Climate Bonds Fighting Climate Risk

Fighting the risks imposed by climate change will take tens of trillions of dollars in the coming decades. While governments can do their part financially, they can’t be expected to shoulder the entire cost, the remainder will fall to the private sector. One increasingly popular tool to help mitigate the risk is the climate bond.

Climate bonds function as regular bonds but are linked in some way to climate change solutions, such as greenhouse gas emission reduction projects or climate change adaptation projects such as building delta flood defenses or methods helping the Great Barrier Reef adapt to warming waters.

The Climate Bond Initiative outlines the attractiveness of climate bonds like this:

As theme bonds, climate bonds are similar to a railway bond of the 19th century, the war bonds of the early 20th century or the highway bond of the 1960s. Theme bonds are designed to:

  • Allow institutional capital—pension, government, insurance and sovereign wealth funds—to invest in areas seen as politically important to their stakeholdersthat have the same credit risk and returns profile as standard bonds
  • Provide a means for governments to direct funding to climate change mitigation. For example, this might be done by choosing to privilege qualifying bonds with preferential tax treatments
  • Send a political signal to other stakeholders.

The Global Opportunity Report notes:

The size of the climate-related bond market has almost tripled since 2005, illustrating that these asset classes are becoming more attractive to investors. However, governments and markets alike can take further action to help mobilize private sector capital for infrastructure resilient to extreme weather. To achieve this, governments can create clear and predictable policy frameworks combined with a transparent pipeline of investable projects.

Climate bonds are sometimes referred to “green bonds,” where the latter is generally dedicated to environmental projects.
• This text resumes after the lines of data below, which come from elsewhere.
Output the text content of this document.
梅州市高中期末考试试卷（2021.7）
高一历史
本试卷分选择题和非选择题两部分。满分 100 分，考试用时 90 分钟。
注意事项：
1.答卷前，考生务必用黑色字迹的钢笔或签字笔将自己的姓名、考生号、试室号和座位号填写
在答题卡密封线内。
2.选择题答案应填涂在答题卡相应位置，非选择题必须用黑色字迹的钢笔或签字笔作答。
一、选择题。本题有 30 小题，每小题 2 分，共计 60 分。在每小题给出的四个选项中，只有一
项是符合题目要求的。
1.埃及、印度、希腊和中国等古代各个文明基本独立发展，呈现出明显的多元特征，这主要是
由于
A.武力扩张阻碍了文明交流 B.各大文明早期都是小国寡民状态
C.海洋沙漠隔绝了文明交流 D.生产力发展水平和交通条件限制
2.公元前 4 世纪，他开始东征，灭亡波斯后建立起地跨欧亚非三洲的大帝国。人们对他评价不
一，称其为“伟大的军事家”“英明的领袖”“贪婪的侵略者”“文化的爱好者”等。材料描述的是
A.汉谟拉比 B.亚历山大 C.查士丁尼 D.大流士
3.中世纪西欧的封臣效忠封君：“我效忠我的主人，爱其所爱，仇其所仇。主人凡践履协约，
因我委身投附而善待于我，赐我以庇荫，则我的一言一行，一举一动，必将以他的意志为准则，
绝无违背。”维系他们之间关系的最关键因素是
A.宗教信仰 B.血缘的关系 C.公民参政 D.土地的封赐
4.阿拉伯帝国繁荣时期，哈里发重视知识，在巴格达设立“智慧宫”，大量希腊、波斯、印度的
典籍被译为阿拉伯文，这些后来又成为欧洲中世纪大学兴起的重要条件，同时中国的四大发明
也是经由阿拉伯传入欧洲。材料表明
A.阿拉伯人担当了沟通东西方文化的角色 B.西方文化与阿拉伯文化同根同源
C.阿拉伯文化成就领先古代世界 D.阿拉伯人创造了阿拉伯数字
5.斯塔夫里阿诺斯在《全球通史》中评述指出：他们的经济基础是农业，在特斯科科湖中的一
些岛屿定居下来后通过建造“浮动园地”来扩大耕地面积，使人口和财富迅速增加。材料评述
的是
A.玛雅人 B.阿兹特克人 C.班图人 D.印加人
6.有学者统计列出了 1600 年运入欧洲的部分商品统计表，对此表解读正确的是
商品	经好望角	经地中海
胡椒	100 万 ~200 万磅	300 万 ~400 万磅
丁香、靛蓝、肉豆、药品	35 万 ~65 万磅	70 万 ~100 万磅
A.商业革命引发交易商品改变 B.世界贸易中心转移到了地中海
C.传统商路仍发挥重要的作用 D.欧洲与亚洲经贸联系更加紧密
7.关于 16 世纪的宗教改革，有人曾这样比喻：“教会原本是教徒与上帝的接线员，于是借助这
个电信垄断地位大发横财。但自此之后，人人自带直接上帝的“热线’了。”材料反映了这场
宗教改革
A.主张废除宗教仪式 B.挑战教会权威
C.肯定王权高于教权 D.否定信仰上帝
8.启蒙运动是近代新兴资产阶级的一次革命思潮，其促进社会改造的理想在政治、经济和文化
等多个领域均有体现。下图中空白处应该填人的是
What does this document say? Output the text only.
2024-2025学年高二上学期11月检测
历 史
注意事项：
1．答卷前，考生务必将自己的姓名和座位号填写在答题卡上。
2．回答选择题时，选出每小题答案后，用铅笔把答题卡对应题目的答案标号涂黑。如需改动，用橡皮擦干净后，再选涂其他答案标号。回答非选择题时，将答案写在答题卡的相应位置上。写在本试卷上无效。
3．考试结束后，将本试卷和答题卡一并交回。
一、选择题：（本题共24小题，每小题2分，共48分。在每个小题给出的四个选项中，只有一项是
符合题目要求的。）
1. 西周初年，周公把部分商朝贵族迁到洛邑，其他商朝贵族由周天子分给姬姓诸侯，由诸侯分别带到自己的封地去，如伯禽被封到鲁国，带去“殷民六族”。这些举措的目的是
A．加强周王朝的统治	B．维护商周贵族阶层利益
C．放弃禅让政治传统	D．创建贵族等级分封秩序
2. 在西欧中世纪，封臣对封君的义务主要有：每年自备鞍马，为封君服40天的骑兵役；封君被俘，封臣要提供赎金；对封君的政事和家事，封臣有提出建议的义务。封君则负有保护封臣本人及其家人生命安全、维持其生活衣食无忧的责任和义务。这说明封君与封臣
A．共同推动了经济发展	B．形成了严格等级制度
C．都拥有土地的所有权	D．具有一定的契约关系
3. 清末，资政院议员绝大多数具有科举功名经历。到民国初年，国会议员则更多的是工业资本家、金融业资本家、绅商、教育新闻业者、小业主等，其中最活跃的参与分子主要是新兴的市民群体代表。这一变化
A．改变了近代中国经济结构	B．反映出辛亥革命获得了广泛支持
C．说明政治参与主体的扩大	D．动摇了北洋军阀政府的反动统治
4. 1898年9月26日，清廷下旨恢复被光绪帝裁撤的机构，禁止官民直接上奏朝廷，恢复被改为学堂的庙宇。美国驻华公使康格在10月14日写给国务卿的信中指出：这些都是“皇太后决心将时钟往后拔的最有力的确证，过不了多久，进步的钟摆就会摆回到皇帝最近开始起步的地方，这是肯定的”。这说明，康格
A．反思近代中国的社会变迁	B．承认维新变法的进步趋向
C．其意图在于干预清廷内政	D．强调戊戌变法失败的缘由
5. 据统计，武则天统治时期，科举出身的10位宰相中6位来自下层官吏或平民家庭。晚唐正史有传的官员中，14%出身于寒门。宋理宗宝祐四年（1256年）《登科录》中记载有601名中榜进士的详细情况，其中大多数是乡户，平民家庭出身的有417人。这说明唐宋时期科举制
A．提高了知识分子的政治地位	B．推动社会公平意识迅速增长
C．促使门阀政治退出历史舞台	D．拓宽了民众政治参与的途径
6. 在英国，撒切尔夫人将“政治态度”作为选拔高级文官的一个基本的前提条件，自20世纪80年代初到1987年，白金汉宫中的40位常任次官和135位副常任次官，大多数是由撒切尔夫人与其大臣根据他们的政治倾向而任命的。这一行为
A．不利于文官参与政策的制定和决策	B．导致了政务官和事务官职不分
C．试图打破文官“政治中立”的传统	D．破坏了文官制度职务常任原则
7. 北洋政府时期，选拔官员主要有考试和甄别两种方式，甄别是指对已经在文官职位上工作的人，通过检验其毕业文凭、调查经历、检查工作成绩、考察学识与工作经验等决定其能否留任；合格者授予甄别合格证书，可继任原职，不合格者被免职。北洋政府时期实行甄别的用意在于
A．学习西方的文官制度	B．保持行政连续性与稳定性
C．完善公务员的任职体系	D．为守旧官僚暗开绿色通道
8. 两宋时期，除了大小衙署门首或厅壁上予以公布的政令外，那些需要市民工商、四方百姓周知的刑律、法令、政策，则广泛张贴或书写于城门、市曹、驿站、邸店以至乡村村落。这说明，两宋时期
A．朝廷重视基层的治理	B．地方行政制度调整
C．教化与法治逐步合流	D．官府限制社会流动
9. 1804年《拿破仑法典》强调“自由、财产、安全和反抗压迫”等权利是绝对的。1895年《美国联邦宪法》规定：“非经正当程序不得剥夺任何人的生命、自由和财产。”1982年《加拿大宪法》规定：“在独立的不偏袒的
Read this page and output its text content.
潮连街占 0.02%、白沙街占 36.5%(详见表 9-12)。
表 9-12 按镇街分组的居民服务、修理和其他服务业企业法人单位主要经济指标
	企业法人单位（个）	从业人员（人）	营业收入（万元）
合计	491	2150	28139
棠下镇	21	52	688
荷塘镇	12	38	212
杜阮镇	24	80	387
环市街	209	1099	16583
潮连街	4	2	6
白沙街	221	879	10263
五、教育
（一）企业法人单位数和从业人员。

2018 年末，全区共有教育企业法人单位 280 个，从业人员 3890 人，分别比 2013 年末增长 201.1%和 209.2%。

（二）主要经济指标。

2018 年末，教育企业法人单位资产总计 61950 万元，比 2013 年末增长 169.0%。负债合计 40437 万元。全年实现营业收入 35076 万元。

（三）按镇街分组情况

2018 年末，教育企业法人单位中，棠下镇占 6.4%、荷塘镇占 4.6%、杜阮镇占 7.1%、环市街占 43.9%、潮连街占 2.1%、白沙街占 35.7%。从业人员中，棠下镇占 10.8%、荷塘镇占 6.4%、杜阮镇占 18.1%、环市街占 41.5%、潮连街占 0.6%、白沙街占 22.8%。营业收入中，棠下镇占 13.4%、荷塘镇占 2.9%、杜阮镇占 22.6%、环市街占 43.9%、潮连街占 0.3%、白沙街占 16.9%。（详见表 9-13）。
The Climate Bond Initiative notes that, “In theory green bond proceeds could be used for a wide variety of environmental projects, or even parks development; but in practice they have mostly been the same as climate bonds, with proceeds going to climate change projects.”

A report on the state of the market for climate bonds says that 75 percent of the climate-themed bond market has implicit or explicit backing from a government entity, “due to existence of large state-backed rail entities within the Transport theme, as well as multilateral development bank issuers in the climate finance theme.”